Henry Walker Rowe (April 1, 1840 – October 9, 1913) was a private in the United States Army who was awarded the Presidential Medal of Honor for gallantry during the American Civil War. Rowe was awarded the medal on December 1, 1864 for actions performed at the Second Battle of Petersburg in Virginia on June 17, 1864.

== Personal life ==
Rowe was born in Candia, New Hampshire, on April 1, 1840, the son of John and Lydia (Robie) Rowe. He married Sophronia J. Wallace and, later, Lavinia T. (Rowe) Rowe. After the war, he worked as a printer in Manchester, New Hampshire, and eventually moved his business to Dayton, Ohio, and Boston, Massachusetts. He fathered one son, Harry Sherman Rowe with his second wife in 1874. He died in Roxbury, Massachusetts, on October 9, 1913.

== Military service ==
Rowe enlisted in the Army on August 14, 1862, and was mustered into Company I of the 11th New Hampshire Infantry on September 2, 1862. On June 15, 1864, while on the front lines at the Battle of Petersburg, the 11th was ordered to run through a ravine and break the Confederate lines. After a 24 hour march and an initial failed attack at 6 PM, an ambush at 3 AM overran Confederate lines and allowed Rowe and two other men to capture 27 Confederates manning a battery and their flags.

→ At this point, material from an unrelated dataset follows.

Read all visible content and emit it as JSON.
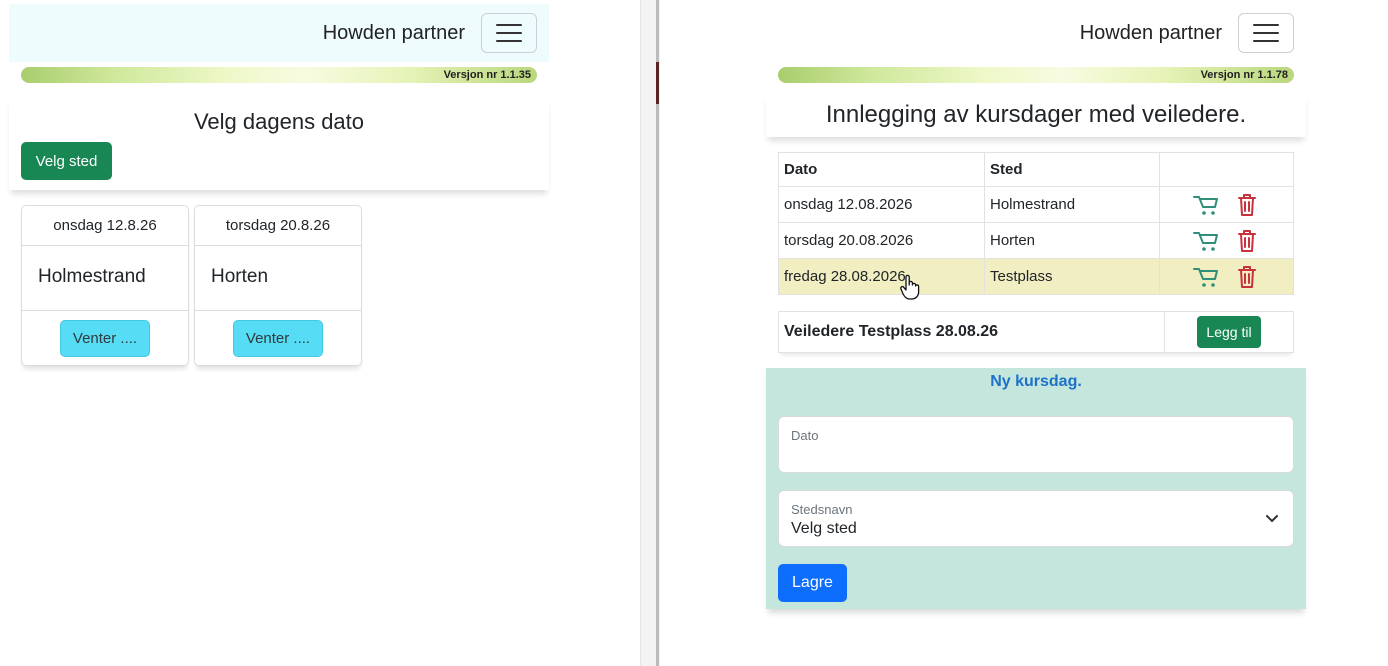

Rowe's Medal of Honor citation reads:

The President of the United States of America, in the name of Congress, takes pleasure in presenting the Medal of Honor to Private Henry Walker Rowe, United States Army, for extraordinary heroism on 17 June 1864, while serving with Company I, 11th New Hampshire Infantry, in action at Petersburg, Virginia. With two companions, Private Rowe rushed and disarmed 27 enemy pickets, capturing a stand of flags.
— E. M. Stanton, Secretary of War

Rowe was wounded in the shoulder during a mine explosion at Petersburg on June 30, 1864, and was moved to Douglas Hospital in Washington D.C. before being mustered out of service on June 14, 1865.